Students at Liberty Middle School will be hosting their annual powder puff game today to honor the memory of Torrell Holley.
Holley was a proud member of the Liberty Lions basketball and football teams during his time at the school. On October 19, 2001, he collapsed in the middle of a basketball tryout session and died from cardiac arrest a short time later. The autopsy concluded a rare heart condition, unknown to his family at the time, as the cause of his death.
The powder puff game raises money for the Torrell Holley Scholarship Award for $2,000 that will go to a graduate of James Clemens High School. There is also the Torrell Holley Spirit Award, which is given to a member of the eighth grade class each year that best exemplifies Torrell's character traits
Torrell's father, Charlie Holley, delivered a motivational speech to a group of students at the school this morning about the impacts of bullying. This is an especially important matter to Mr. Holley, because his son was bullied as a child.
The motivational speeches are something he has been doing for a number of years now through C.L. Holley Ministries. His main focus is to talk with students about character, bullying, and standing up for what is right.
After Torrell passed away, the family received numerous letters from his classmates with messages of sympathy and memories they shared with him. The letters brought great comfort to the family in their time of grief.

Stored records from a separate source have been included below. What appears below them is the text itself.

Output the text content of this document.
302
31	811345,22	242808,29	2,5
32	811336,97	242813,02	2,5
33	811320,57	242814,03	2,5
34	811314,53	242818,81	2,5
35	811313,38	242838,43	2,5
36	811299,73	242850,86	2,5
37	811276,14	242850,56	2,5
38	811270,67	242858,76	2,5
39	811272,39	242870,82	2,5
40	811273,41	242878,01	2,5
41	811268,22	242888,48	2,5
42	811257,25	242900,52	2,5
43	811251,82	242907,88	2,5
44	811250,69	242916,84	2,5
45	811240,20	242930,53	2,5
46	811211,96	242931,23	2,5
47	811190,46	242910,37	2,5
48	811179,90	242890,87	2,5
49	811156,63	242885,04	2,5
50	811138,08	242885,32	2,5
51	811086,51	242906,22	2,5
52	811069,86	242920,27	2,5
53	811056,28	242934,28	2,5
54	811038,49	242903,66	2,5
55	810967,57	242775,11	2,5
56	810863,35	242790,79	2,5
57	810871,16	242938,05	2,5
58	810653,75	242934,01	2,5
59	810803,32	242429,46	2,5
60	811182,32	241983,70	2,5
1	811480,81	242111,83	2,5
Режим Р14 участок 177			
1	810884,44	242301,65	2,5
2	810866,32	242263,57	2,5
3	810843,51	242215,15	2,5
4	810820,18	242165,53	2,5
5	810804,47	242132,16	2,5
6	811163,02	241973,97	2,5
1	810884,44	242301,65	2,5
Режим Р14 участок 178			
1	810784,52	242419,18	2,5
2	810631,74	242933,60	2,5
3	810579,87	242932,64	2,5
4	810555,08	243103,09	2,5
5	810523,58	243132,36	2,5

One of the letters that Mr. Holley received was from the very person that bullied Torrell.
"When we read that letter, I almost cried. Because in that letter, that student said you have taught me a valuable lesson. And he said I will never bully anybody else again. That letter, I think, touched me the most out of the hundreds of letters that we received for him," said Holley.
"I think his life. I think other kids learned from his life. Even though we may not know it, they may not say it. But I think a lot of students really looked up to Torrell for the way that he handled bullying, by not fighting back. By not, you know, arguing back. But just being who he was. Which is kind, considerate, that was my son," added Holley.
Blake Flowers, owner of Logo's Screen Printing, was a friend of Holley's. He was guarding Torrell at the basketball tryout session when he collapsed. His company designed and made the tshirts for the powderpuff game this year.
Logo's contributed one dollar for every tshirt the school ordered towards the scholarship. Flowers says, "Those shirts were truly as bright as Torrell's personality was."